—Je ne t'expliquerai rien. Peut-être faudra-t-il bientôt que je me fasse comprendre…. Ah! quand ce moment sera venu, tu ne m'auras déjà que trop compris. Malheur! malheur à nous deux le jour où tu sauras ce que je souffre maintenant!
—O mon Dieu, de quel affreux malheur sommes-nous donc menacés? Hélas! c'est donc sous le coup de je ne sais quelle malédiction que nous devions rentrer dans cette pauvre chambre, où nous n'avions eu jusqu'à présent aucun secret l'un pour l'autre! Quelque chose me disait bien, quand je suis sortie ce matin, que j'y rentrerais la mort dans l'âme. Qu'ai-je donc fait pour ne pas jouir d'un jour qui semblait si beau? N'ai-je pas prié Dieu ardemment et sincèrement? N'ai-je pas éloigné de moi toute pensée d'orgueil? N'ai-je pas chanté le mieux qu'il m'a été possible? N'ai-je pas souffert de l'humiliation de la Clorinda? N'ai-je pas obtenu du comte, sans qu'il s'en doutât et sans qu'il puisse se dédire, la promesse qu'elle serait engagée comme seconda donna avec nous? Qu'ai-je donc fait de mal, encore une fois, pour souffrir les douleurs que tu m'annonces, et que je ressens déjà, puisque, toi, tu les éprouves?
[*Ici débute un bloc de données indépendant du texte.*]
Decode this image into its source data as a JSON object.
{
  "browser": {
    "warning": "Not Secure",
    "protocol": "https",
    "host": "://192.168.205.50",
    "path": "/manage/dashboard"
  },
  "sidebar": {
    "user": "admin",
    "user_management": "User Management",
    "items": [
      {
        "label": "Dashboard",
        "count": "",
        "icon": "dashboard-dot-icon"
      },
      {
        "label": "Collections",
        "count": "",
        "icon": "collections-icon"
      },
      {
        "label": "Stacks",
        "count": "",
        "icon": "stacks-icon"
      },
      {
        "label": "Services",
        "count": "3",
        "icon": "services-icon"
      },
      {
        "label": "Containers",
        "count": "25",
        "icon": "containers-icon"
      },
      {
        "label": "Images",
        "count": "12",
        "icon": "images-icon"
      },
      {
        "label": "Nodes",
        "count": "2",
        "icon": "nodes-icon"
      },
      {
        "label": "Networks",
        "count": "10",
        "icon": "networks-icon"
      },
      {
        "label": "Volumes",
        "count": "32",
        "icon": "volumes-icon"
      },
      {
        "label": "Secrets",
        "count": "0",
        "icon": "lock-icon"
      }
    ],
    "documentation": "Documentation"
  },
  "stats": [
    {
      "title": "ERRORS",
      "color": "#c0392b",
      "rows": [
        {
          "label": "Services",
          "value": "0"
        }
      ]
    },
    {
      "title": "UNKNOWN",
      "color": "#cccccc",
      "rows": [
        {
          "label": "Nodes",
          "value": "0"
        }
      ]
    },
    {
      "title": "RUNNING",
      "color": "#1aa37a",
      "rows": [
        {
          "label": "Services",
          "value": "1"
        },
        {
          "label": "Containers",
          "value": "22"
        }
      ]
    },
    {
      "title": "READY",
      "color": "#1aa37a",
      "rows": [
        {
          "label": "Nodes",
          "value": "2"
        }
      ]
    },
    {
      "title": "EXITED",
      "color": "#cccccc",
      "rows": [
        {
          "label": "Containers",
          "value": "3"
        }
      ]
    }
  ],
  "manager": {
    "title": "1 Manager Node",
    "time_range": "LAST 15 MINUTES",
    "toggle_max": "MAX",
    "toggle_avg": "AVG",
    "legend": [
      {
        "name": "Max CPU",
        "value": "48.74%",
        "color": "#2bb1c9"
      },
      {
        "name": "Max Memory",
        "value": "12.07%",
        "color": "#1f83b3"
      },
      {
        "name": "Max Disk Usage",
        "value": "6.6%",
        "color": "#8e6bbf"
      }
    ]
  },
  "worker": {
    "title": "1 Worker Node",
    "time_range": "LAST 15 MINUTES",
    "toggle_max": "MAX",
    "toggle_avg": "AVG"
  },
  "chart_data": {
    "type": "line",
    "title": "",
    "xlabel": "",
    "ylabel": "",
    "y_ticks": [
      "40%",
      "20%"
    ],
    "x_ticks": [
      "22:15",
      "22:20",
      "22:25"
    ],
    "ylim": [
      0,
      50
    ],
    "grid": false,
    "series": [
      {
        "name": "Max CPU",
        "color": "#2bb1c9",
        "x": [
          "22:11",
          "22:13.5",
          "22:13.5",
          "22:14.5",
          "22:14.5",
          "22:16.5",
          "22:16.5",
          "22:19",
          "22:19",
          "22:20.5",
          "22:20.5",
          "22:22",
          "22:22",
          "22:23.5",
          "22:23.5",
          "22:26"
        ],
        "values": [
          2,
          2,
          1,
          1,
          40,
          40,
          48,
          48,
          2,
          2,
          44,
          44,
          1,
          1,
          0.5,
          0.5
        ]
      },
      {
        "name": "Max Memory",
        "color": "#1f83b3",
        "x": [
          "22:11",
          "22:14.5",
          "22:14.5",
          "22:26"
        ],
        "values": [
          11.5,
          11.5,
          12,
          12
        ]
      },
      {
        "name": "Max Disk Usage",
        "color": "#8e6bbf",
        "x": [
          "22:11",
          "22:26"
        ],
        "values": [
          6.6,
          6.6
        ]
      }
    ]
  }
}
—En vérité, Consuelo, tu as eu la pensée de faire engager la Clorinda?
—J'y suis résolue, si le comte est un homme de parole. Cette pauvre fille a toujours rêvé le théâtre, elle n'a pas d'autre existence devant elle.
—Et tu crois que le comte renverra la Rosalba, qui sait quelque chose, pour la Clorinda, qui ne sait rien?
—La Rosalba suivra la fortune de sa soeur Corilla, et quant à la Clorinda, nous lui donnerons des leçons, nous lui apprendrons à tirer le meilleur parti de sa voix, qui est jolie. Le public sera indulgent pour une aussi belle fille. D'ailleurs, quand même je n'obtiendrais son admission que comme troisième femme, ce serait toujours une admission, un début dans la carrière, un commencement d'existence.
—Tu es une sainte, Consuelo. Tu ne vois pas que cette pécore, en acceptant tes bienfaits, et quoiqu'elle dût s'estimer trop heureuse d'être troisième ou quatrième femme, ne te pardonnera jamais d'être la première?
—Qu'importe son ingratitude? Va, j'en sais long déjà sur l'ingratitude et les ingrats!
—Toi? dit Anzoleto en éclatant de rire et en l'embrassant avec son ancienne effusion de frère.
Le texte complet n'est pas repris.